Vu la procédure suivante :

Par une requête enregistrée le 7 septembre 2022, la SARL L’Orchidée, représentée par Me Cottet, demande au tribunal :

1°) d’annuler la décision du 25 avril 2022 par laquelle la préfète de la Vienne a rejeté sa demande de transfert de sa licence de débit de boissons de 4ème catégorie de la commune de la Roche-Posay vers celle de Poitiers, ensemble la décision du 8 juillet 2022 rejetant son recours gracieux ;

2°) d’enjoindre à la préfète de la Vienne de réexaminer sa demande dans un délai de huit jours à compter du jugement à intervenir, sous astreinte de 100 euros par jour de retard ;

3°) de mettre à la charge de l’Etat la somme de 2 000 euros sur le fondement de l’article L. 761-1 du code de justice administrative.

Elle soutient que :

— les décisions contestées ont été signées par une autorité incompétente ;

— elles sont insuffisamment motivées en droit et en tant que les avis des communes de Poitiers et La Roche-Posay auxquels elles se réfèrent ne sont pas joints ;

— elles méconnaissent les dispositions de l’article L. 3332-11 du code de la santé publique dès lors, d’une part, qu’il n’est pas établi que l’avis du maire de la commune de Poitiers a bien été recueilli, d’autre part, que la préfète s’est estimée liée par l’avis défavorable du maire de la commune de La Roche Posay ;

— elles sont entachées d’une erreur de fait et d’une erreur d’appréciation dès lors qu’il n’est pas établi que la licence IV en cause serait indispensable pour la commune de La Roche Posay.

Par un mémoire enregistré le 7 octobre 2022, le préfet de la Vienne conclut au rejet de la requête.

Il fait valoir que les moyens soulevés ne sont pas fondés.

Vu les autres pièces du dossier.

Vu :

— le code de la santé publique ;

— le code des relations entre le public et l’administration ;

— le code de justice administrative.

Les parties ont été régulièrement averties du jour de l’audience.

Ont été entendus au cours de l’audience publique :

— le rapport de Mme Dumont,

— les conclusions de Mme Guilbaud, rapporteure publique,

— et les observations de M. B, représentant le préfet de la Vienne.

Considérant ce qui suit :

1. La SARL L’Orchidée, domiciliée à La Roche Posay (Vienne), a sollicité l’autorisation de transférer une licence de débit de boissons de 4ème catégorie au profit de M. et Mme A, domiciliés à Poitiers. Par une décision du 25 avril 2022, la préfète de la Vienne a refusé de faire droit à cette demande. Par une lettre du 22 juin 2022, la SARL L’Orchidée a formé un recours gracieux contre cette décision, qui a été rejeté par une décision du 8 juillet 2022. Par sa requête, elle demande au tribunal d’annuler ces deux décisions.

Sur les conclusions à fin d’annulation :

2. Aux termes de l’article L. 3332-11 du code de la santé publique : « Un débit de boissons à consommer sur place exploité peut être transféré dans le département où il se situe. Les demandes d’autorisation de transfert sont soumises au représentant de l’Etat dans le département. Le maire de la commune où est installé le débit de boissons et le maire de la commune où celui-ci est transféré sont obligatoirement consultés. Lorsqu’une commune ne compte qu’un débit de boissons de 4e catégorie, ce débit ne peut faire l’objet d’un transfert qu’avec l’avis favorable du maire de la commune. () ».

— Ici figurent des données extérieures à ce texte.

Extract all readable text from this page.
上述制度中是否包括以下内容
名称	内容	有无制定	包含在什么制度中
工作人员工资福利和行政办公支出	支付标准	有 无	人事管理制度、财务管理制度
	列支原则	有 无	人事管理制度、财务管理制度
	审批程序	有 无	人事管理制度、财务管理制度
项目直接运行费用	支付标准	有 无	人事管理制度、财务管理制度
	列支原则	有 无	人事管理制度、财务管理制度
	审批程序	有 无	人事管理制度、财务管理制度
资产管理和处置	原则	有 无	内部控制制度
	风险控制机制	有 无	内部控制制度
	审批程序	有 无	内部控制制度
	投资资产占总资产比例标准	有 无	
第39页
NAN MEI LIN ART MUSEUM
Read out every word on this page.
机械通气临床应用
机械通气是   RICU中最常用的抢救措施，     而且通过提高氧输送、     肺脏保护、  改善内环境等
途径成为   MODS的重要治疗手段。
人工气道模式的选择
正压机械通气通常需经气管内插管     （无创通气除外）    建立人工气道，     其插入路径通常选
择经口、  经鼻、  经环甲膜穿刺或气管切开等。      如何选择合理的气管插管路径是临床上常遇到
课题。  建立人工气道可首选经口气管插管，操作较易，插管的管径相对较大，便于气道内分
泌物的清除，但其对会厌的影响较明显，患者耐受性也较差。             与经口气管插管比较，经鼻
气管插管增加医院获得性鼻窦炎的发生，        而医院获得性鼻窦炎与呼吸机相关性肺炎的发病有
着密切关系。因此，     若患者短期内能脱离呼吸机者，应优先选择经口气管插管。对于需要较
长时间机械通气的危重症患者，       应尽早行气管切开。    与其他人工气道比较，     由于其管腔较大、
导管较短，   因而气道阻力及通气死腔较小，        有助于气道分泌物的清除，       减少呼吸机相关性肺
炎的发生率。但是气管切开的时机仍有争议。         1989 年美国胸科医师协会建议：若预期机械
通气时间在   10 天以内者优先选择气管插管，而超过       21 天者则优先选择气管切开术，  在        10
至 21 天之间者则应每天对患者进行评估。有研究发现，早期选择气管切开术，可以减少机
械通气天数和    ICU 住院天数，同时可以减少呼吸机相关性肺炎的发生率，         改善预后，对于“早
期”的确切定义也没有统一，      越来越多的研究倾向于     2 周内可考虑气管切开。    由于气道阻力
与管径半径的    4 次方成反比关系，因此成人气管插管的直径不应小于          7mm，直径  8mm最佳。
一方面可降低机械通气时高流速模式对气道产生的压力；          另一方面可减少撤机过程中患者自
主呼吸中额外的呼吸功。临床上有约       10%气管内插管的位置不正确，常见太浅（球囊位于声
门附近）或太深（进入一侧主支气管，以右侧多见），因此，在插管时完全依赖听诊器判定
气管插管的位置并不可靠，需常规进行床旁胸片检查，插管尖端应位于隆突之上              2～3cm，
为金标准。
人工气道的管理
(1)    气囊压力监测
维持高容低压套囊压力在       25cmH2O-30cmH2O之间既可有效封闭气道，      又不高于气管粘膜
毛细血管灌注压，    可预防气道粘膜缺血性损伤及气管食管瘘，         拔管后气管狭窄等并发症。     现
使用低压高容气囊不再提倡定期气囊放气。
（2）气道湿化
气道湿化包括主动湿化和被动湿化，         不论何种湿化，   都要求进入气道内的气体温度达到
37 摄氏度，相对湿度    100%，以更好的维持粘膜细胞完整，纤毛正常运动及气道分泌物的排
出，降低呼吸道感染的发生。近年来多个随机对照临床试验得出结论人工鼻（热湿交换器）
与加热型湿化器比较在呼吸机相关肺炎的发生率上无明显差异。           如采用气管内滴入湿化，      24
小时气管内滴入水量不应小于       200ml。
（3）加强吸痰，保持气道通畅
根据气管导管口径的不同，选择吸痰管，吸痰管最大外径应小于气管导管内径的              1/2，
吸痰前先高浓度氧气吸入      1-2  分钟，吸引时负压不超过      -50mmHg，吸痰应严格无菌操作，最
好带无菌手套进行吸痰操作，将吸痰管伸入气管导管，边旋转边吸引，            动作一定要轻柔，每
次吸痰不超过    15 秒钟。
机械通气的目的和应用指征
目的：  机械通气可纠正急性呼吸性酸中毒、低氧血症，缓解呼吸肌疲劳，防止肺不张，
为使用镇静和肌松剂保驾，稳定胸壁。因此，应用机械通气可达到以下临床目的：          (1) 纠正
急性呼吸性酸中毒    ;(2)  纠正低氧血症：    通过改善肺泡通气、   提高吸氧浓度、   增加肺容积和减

3. En premier lieu, aux termes de l’article L. 211-2 du code des relations entre le public et l’administration : « Les personnes physiques ou morales ont le droit d’être informées sans délai des motifs des décisions administratives individuelles défavorables qui les concernent. / A cet effet, doivent être motivées les décisions qui : / 1° Restreignent l’exercice de libertés publiques ou, de manière générale, constituent une mesure de police () / 7° Refusent une autorisation, sauf lorsque la communication des motifs pourrait être de nature à porter atteinte à l’un des secrets ou intérêts protégés par les dispositions du a au f du 2° de l’article L. 311-5 () ». En outre, aux termes de l’article L. 211-5 du même code : « La motivation exigée par le présent chapitre doit être écrite et comporter l’énoncé des considérations de droit et de fait qui constituent le fondement de la décision. ».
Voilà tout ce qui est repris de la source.